Resolution and Size

The main benefit of SSBs is that the resolution of the SSB detectors is typically an order of magnitude greater than the resolution of gas ionization chamber detectors. The reason for this is that the energy required to produe an electron-hole pair in a semi-conductor (approximately 1 eV) is ten times less than the energy required to create a electron-ion pair (approximately 10 eV). Obviously, the same amount of ionizing radiation will create ten electron- hole pairs in a SSB for every one electron-ion pair produced in a gas. With a larger current produced, the resolution of a SSB detector will correspondingly be improved.

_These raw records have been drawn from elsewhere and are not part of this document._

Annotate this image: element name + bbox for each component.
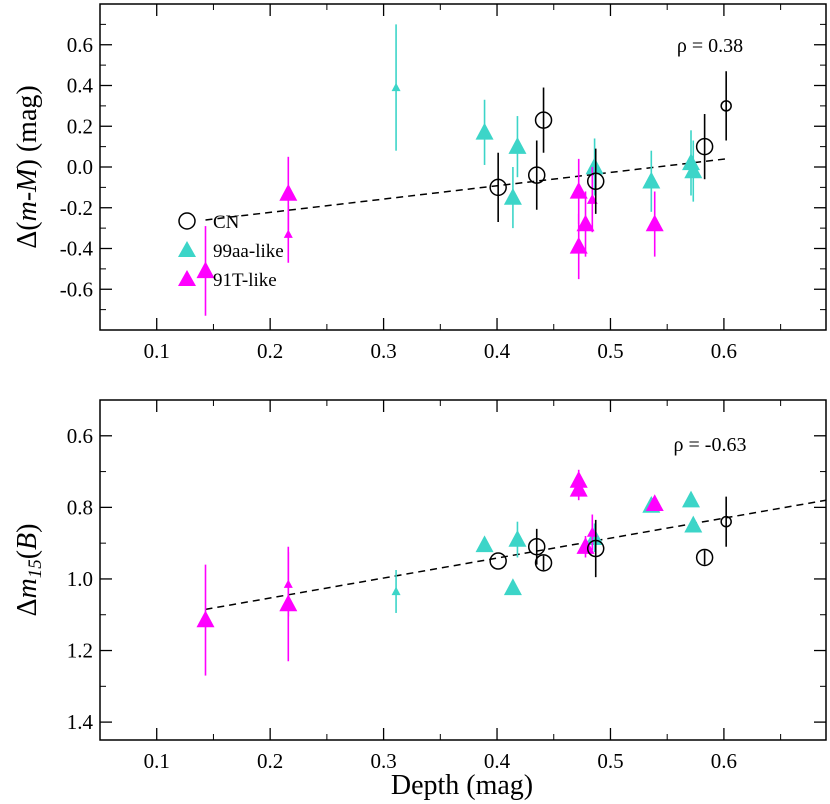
- cn-point: [527, 537, 546, 556]
- bottom-y-tick-label: 1.4: [67, 710, 94, 734]
- bottom-annotation: ρ = -0.63: [674, 434, 747, 456]
- legend-cn-label: CN: [213, 212, 240, 233]
- top-ticks: 0.1 0.2 0.3 0.4 0.5 0.6 -0.6 -0.4 -0.2 0.0 0.2 0.4 0…: [60, 4, 826, 363]
- top-x-tick-label: 0.5: [597, 339, 623, 363]
- legend: CN 99aa-like 91T-like: [178, 212, 284, 291]
- top-fit-line: [205, 158, 727, 221]
- top-annotation: ρ = 0.38: [677, 35, 743, 57]
- bottom-x-tick-label: 0.2: [257, 749, 283, 773]
- bottom-y-axis-title-part: (: [12, 550, 43, 559]
- aa99-point: [684, 161, 703, 179]
- bottom-fit-line-segment: [205, 499, 827, 611]
- bottom-y-tick-label: 0.6: [67, 424, 93, 448]
- top-y-tick-label: -0.6: [60, 277, 93, 301]
- t91-point: [196, 610, 215, 628]
- aa99-point: [475, 122, 494, 140]
- bottom-y-tick-label: 1.2: [67, 639, 93, 663]
- aa99-point: [585, 157, 604, 175]
- top-y-tick-label: 0.2: [67, 114, 93, 138]
- legend-t91-label: 91T-like: [213, 270, 277, 291]
- cn-point: [695, 137, 714, 156]
- cn-point: [527, 166, 546, 184]
- bottom-y-axis-title-part: ): [12, 523, 43, 532]
- bottom-data-points: [196, 469, 732, 676]
- cn-point: [695, 548, 714, 567]
- bottom-y-tick-label: 1.0: [67, 567, 93, 591]
- bottom-ticks: 0.1 0.2 0.3 0.4 0.5 0.6 0.6 0.8 1.0 1.2 1.4: [67, 399, 826, 773]
- aa99-point: [503, 578, 522, 596]
- bottom-plot-frame: [99, 399, 827, 741]
- cn-point: [720, 100, 732, 112]
- aa99-point: [475, 535, 494, 553]
- t91-point: [576, 537, 595, 554]
- legend-t91-marker: [178, 270, 196, 286]
- cn-point: [489, 552, 507, 570]
- t91-point: [196, 261, 215, 279]
- t91-point: [569, 181, 588, 199]
- t91-point: [576, 214, 595, 232]
- bottom-y-axis-title-part: Δ: [12, 598, 43, 616]
- bottom-x-tick-label: 0.5: [597, 749, 623, 773]
- legend-aa99-marker: [178, 241, 196, 257]
- x-axis-title: Depth (mag): [391, 770, 533, 801]
- top-x-tick-label: 0.6: [711, 339, 737, 363]
- top-x-tick-label: 0.3: [370, 339, 396, 363]
- aa99-point: [503, 187, 522, 205]
- t91-point: [569, 236, 588, 254]
- top-panel: 0.1 0.2 0.3 0.4 0.5 0.6 -0.6 -0.4 -0.2 0.0 0.2 0.4 0…: [12, 3, 827, 363]
- t91-point: [645, 214, 664, 232]
- aa99-point: [391, 586, 401, 596]
- t91-point: [645, 494, 664, 511]
- top-y-axis-title-part: ) (mag): [12, 85, 43, 168]
- bottom-y-tick-label: 0.8: [67, 495, 93, 519]
- bottom-x-tick-label: 0.4: [484, 749, 511, 773]
- t91-point: [283, 229, 293, 238]
- bottom-y-axis-title-part: 15: [25, 559, 46, 578]
- aa99-point: [682, 490, 701, 508]
- cn-point: [489, 178, 507, 197]
- top-fit-line-segment: [205, 158, 727, 221]
- legend-cn-marker: [178, 212, 196, 230]
- top-y-axis-title: Δ(m-M) (mag): [12, 85, 43, 248]
- top-x-tick-label: 0.4: [484, 339, 511, 363]
- top-y-tick-label: 0.0: [67, 155, 93, 179]
- top-y-axis-title-part: Δ(: [12, 221, 43, 248]
- aa99-point: [642, 171, 661, 189]
- aa99-point: [684, 515, 703, 533]
- bottom-y-axis-title-part: m: [12, 578, 43, 598]
- legend-aa99-label: 99aa-like: [213, 241, 284, 262]
- top-y-tick-label: 0.6: [67, 33, 93, 57]
- cn-point: [586, 172, 605, 191]
- t91-point: [279, 183, 298, 201]
- top-y-tick-label: 0.4: [67, 74, 94, 98]
- cn-point: [586, 539, 605, 558]
- bottom-x-tick-label: 0.3: [370, 749, 396, 773]
- bottom-x-tick-label: 0.1: [144, 749, 170, 773]
- top-y-axis-title-part: m-M: [12, 167, 43, 222]
- top-data-points: [196, 24, 732, 316]
- cn-point: [534, 111, 553, 129]
- cn-point: [720, 515, 732, 528]
- aa99-point: [508, 137, 527, 154]
- bottom-y-axis-title: Δm15(B): [12, 523, 46, 616]
- top-x-tick-label: 0.2: [257, 339, 283, 363]
- bottom-panel: 0.1 0.2 0.3 0.4 0.5 0.6 0.6 0.8 1.0 1.2 1.4 ρ = -0…: [12, 399, 827, 801]
- top-y-tick-label: -0.4: [60, 237, 94, 261]
- bottom-y-axis-title-part: B: [12, 533, 43, 550]
- top-x-tick-label: 0.1: [144, 339, 170, 363]
- t91-point: [569, 479, 588, 497]
- cn-point: [534, 554, 553, 572]
- t91-point: [279, 594, 298, 612]
- bottom-fit-line: [205, 499, 827, 611]
- aa99-point: [391, 82, 401, 92]
- top-y-tick-label: -0.2: [60, 196, 93, 220]
- bottom-x-tick-label: 0.6: [711, 749, 737, 773]
- aa99-point: [508, 529, 527, 547]
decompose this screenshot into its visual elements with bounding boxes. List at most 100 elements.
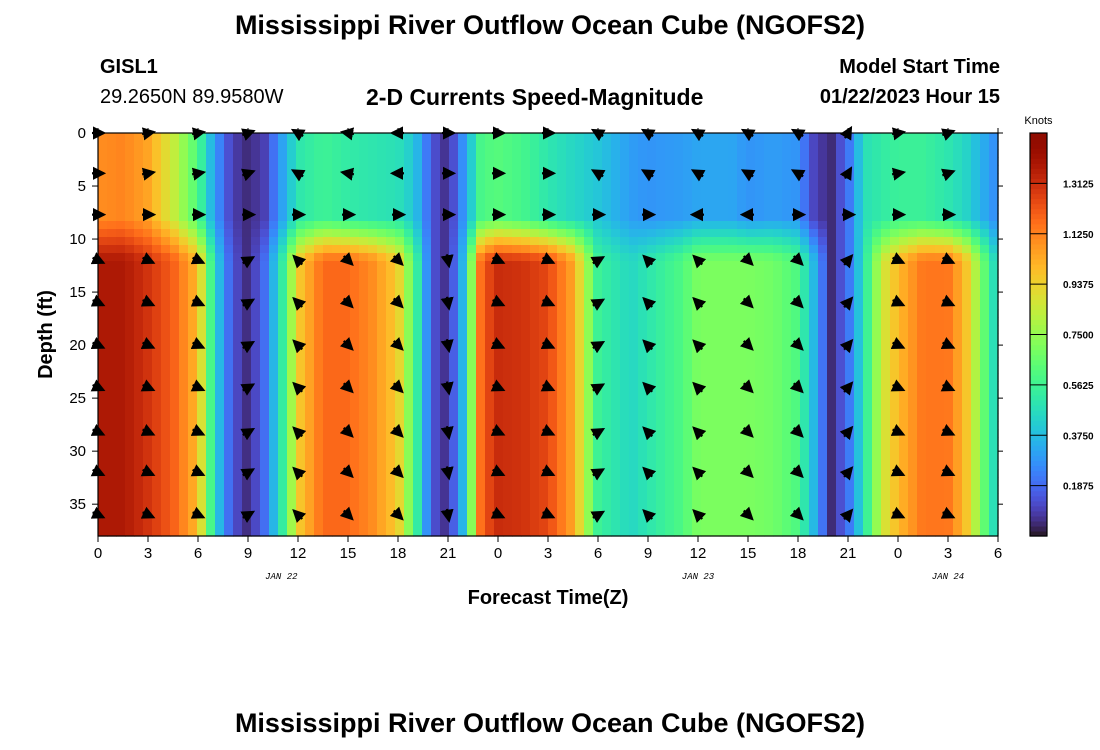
heatmap-cell [899,349,909,358]
heatmap-cell [188,493,198,502]
heatmap-cell [134,445,144,454]
heatmap-cell [359,397,369,406]
heatmap-cell [755,429,765,438]
heatmap-cell [116,373,126,382]
heatmap-cell [125,285,135,294]
heatmap-cell [836,349,846,358]
heatmap-cell [872,133,882,142]
heatmap-cell [143,285,153,294]
heatmap-cell [584,205,594,214]
heatmap-cell [449,333,459,342]
heatmap-cell [449,269,459,278]
heatmap-cell [224,181,234,190]
heatmap-cell [413,317,423,326]
heatmap-cell [575,357,585,366]
heatmap-cell [449,477,459,486]
heatmap-cell [782,509,792,518]
heatmap-cell [971,149,981,158]
heatmap-cell [836,301,846,310]
heatmap-cell [674,293,684,302]
heatmap-cell [611,301,621,310]
heatmap-cell [539,405,549,414]
heatmap-cell [179,501,189,510]
heatmap-cell [305,237,315,246]
heatmap-cell [413,437,423,446]
heatmap-cell [782,349,792,358]
heatmap-cell [602,373,612,382]
heatmap-cell [206,373,216,382]
heatmap-cell [188,277,198,286]
heatmap-cell [935,277,945,286]
heatmap-cell [584,381,594,390]
heatmap-cell [251,197,261,206]
heatmap-cell [881,341,891,350]
heatmap-cell [683,285,693,294]
heatmap-cell [854,149,864,158]
heatmap-cell [503,229,513,238]
heatmap-cell [854,357,864,366]
heatmap-cell [386,189,396,198]
heatmap-cell [332,189,342,198]
heatmap-cell [179,445,189,454]
heatmap-cell [422,341,432,350]
heatmap-cell [782,413,792,422]
heatmap-cell [953,341,963,350]
heatmap-cell [476,509,486,518]
heatmap-cell [764,509,774,518]
heatmap-cell [512,477,522,486]
heatmap-cell [674,389,684,398]
heatmap-cell [143,413,153,422]
heatmap-cell [458,285,468,294]
heatmap-cell [431,493,441,502]
heatmap-cell [548,365,558,374]
heatmap-cell [98,357,108,366]
heatmap-cell [773,397,783,406]
heatmap-cell [386,317,396,326]
heatmap-cell [377,261,387,270]
heatmap-cell [701,173,711,182]
heatmap-cell [161,229,171,238]
heatmap-cell [314,301,324,310]
heatmap-cell [818,469,828,478]
heatmap-cell [827,189,837,198]
heatmap-cell [512,277,522,286]
heatmap-cell [197,525,207,534]
heatmap-cell [791,421,801,430]
heatmap-cell [926,357,936,366]
heatmap-cell [413,517,423,526]
heatmap-cell [602,165,612,174]
heatmap-cell [170,533,180,537]
heatmap-cell [512,341,522,350]
heatmap-cell [503,261,513,270]
heatmap-cell [710,421,720,430]
heatmap-cell [557,133,567,142]
heatmap-cell [116,293,126,302]
heatmap-cell [215,405,225,414]
heatmap-cell [98,365,108,374]
heatmap-cell [809,133,819,142]
heatmap-cell [665,301,675,310]
heatmap-cell [818,253,828,262]
heatmap-cell [647,221,657,230]
heatmap-cell [107,341,117,350]
heatmap-cell [728,413,738,422]
heatmap-cell [395,333,405,342]
heatmap-cell [260,237,270,246]
heatmap-cell [143,261,153,270]
heatmap-cell [431,429,441,438]
heatmap-cell [134,277,144,286]
heatmap-cell [809,493,819,502]
heatmap-cell [170,397,180,406]
heatmap-cell [800,293,810,302]
heatmap-cell [710,485,720,494]
heatmap-cell [890,477,900,486]
heatmap-cell [143,445,153,454]
heatmap-cell [782,381,792,390]
heatmap-cell [737,261,747,270]
heatmap-cell [287,389,297,398]
heatmap-cell [944,517,954,526]
heatmap-cell [944,237,954,246]
heatmap-cell [287,213,297,222]
heatmap-cell [917,533,927,537]
heatmap-cell [620,181,630,190]
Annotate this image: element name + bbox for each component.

In addition to their resolution, another benefit of the SSBs is their size. The detectors are very small and compact. In our expe riment, we were able to fit five detectors in the scattering chamber at very small separation distances.

Radiation Damage

The major weakness of SSB detectors is their vulnerability to radiation damage over time. When incident particles of radiation collide with SSB detectors, the ionizing radiation often causes structural defects in the lattice structure of the silicon. These incident particles can knock lattice atoms out of their normal positions, causing point defects, or they can cause dislocations in the crystal structure. All of these structural defects lead to the creation of intermediate "trapping" levels in the forbidden energy band gap which trap electrons or holes and reduce the amount of charge carriers in the detector.

These defects negatively affect the detector's performance by causing a degradation of the energy resolution of the detector as well as increasing the amount of leakage current. In heavily damaged detectors, double energy spectra peaks have even been seen. To compensate for this damage, one can try to increase the bias voltage or to operate the system at a lower temperature. By increasing the bias voltage, the collection time will be decreased and the resolution should be improved somewhat. This increase in bias voltage will also lower the amount of noise that is detected which will make the obtained signal clearer. By decreasing the operating temperature of the detectors, the leakage current can be decreased, and the overall quality of the detector will be improved. As the temperature is decreased, the thermal energy of the electrons in the detector will decrease and fewer charge carriers will be able to move about the depletion region in thermal equilibrium. From the principles of solid state physics, this will result in a better detector. For each ten degree decrease in temperature, the leakage current should experience a threefold decrease.